2. The efficient ultrasonic vibration screening device for the diamond micro powder as claimed in claim 1, which is characterized in that: the screening groove up end establish sealed lid, sealed lid cladding is at screening groove up end and constitutes closed cavity structures jointly with the screening groove, just sealed covering is last to establish the shaft hole to through the shaft hole cladding outside the water conservancy diversion pipe.
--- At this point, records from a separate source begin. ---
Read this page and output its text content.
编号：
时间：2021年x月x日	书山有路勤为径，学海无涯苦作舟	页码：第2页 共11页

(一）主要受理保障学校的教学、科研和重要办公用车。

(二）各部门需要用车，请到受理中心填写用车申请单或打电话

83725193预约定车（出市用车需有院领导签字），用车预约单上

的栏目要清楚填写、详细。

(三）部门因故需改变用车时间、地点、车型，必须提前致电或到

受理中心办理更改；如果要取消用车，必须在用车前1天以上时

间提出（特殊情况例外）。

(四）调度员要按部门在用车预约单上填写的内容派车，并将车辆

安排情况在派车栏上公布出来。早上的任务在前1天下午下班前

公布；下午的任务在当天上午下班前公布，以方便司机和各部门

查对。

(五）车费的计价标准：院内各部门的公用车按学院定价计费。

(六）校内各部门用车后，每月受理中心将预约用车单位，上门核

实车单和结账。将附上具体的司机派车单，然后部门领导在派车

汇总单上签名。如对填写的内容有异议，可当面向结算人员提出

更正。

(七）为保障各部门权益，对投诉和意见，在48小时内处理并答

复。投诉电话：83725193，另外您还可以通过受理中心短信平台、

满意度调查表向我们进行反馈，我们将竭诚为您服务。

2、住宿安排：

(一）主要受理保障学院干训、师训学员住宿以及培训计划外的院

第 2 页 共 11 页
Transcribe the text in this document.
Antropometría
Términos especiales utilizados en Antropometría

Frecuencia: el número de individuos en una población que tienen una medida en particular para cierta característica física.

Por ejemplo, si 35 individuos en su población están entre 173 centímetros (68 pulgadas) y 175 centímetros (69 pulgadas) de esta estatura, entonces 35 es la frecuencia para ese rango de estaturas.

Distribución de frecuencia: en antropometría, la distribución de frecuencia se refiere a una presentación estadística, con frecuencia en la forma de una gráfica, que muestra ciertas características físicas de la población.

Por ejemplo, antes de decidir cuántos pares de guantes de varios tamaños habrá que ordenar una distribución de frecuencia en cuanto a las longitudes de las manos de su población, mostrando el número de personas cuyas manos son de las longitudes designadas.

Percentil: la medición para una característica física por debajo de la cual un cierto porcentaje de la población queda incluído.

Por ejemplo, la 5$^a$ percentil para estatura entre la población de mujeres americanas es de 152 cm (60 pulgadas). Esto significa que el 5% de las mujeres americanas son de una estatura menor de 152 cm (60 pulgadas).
3. The efficient ultrasonic vibration screening device for the diamond micro powder as claimed in claim 1, which is characterized in that: go up the feed cylinder for invert toper structure, and the side surface establishes at least one air inlet, the interval is not less than the 1/3 of last feed cylinder effective height between air inlet and the last feed cylinder up end, and the air inlet axis is 30-90 contained angles with last feed cylinder axis, just the air inlet communicates each other with negative-pressure air fan through the air duct.

4. The efficient ultrasonic vibration screening device for the diamond micro powder as claimed in claim 1, which is characterized in that: the slewing mechanism is provided with a speed sensor and an angle sensor which are both electrically connected with the control circuit.

5. The efficient ultrasonic vibration screening device for the diamond micro powder as claimed in claim 1, which is characterized in that: the flexible scraper is arranged on the lower end face of the material distributing pipe, the flexible scraper is distributed along the axis of the material distributing pipe, and the lower end face of the flexible scraper is abutted to the upper end face of the sieve sheet.

6. The efficient ultrasonic vibration screening device for the diamond micro powder as claimed in claim 1, which is characterized in that: the control circuit is a circuit system based on any one of an industrial single chip microcomputer and a programmable controller.